I really love this kitty, and for the most part, he is very cute, and entertaining. I have no intention of getting rid of him and since no else lives with me, I'm not risking a possible attack on someone. (When company does come, he hides in the bedroom.)

It's been eleven years now and  my niece has grown up and moved away, but the cats are still around. They are a lot of company, even when they misbehave I will enjoy them for as long as I can; even if one of them tends to be a ferocious beast!


  1. I'm so glad the kitty got a great home. It's funny how attached we get to these little balls of fur, even when they should come with an "attack cat" warning! I enjoyed your "K" story!

  2. There is something about kittens that steals your heart. I know. I have two that arrived one day and kept because I couldn't find homes for them. I'm glad now.
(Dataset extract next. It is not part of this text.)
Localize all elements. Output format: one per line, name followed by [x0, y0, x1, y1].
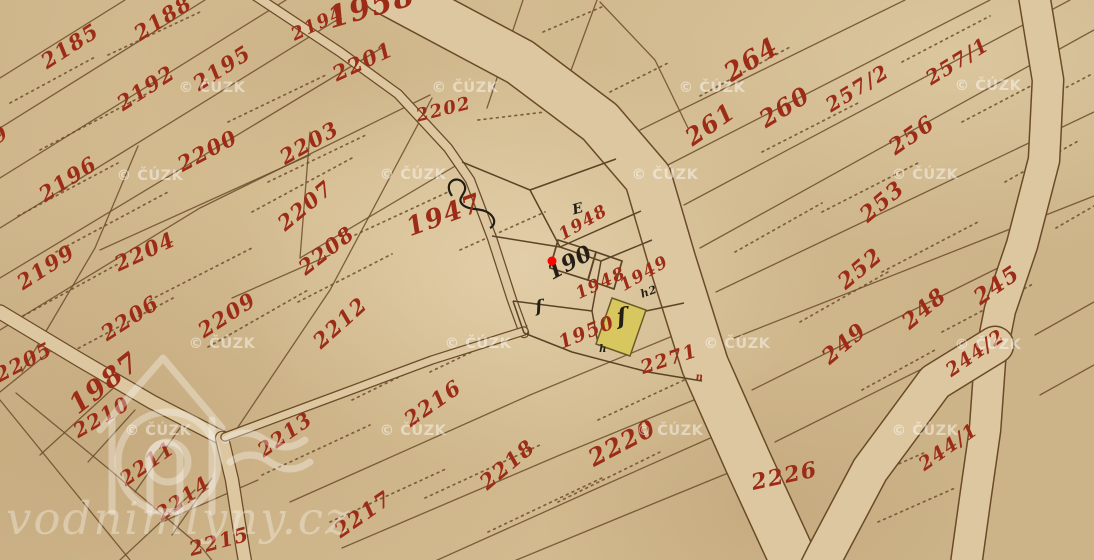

  3. Broke his tail? Poor Dusty... So glad you gave him a home. Pets are so fun to have around.

  4. I enjoyed your story about Dusty! Pets sure are wonderful additions to our homes...even those who have "issues" are special blessings.

  5. What cat lover could resist a precious kitten like this one. Your little "beasts" are blessed to live such a protected and loving lifestyle :)

  6. Awww, beautiful kitty. We have a stray who adopted us and he and my cat still don't get along great, though they finally tolerate each other.

  7. I've always been a dog-lover, cat-hater, but I had much the same story when a precocious little abandoned kitty found its way into my home. What is it about those little pieces of fluff that get us so attached?

  8. Ohhh, I'm so glad that the kitty found a good home with you. I loved the pics--so adorable. As a fellow rescue cat owner--I loved reading this. Thanks for sharing your feline friend! ^_^

  9. This makes me think of my grandmother and my aunts who were/are HUGE cat lovers. Good memories! Thank you.

  10. What a sweet kitty. SO glad you gave him a home!

  11. Your little foundling kitten grew up into a beautiful cat! He looks almost like a bobcat or a lynx in the face.
    We had an orange marmalade tabby whose tail got stomped on by a deer, crushed all the bones. It had to be amputated. After that vet trip, we had to wear welder's gloves and heavy coats to get him to the vet!

  12. I love the pictures and the story! I wish every pet had an owner like you.

  13. Nice story & pictures. Its been years since I had a cat...always loved the ones I had.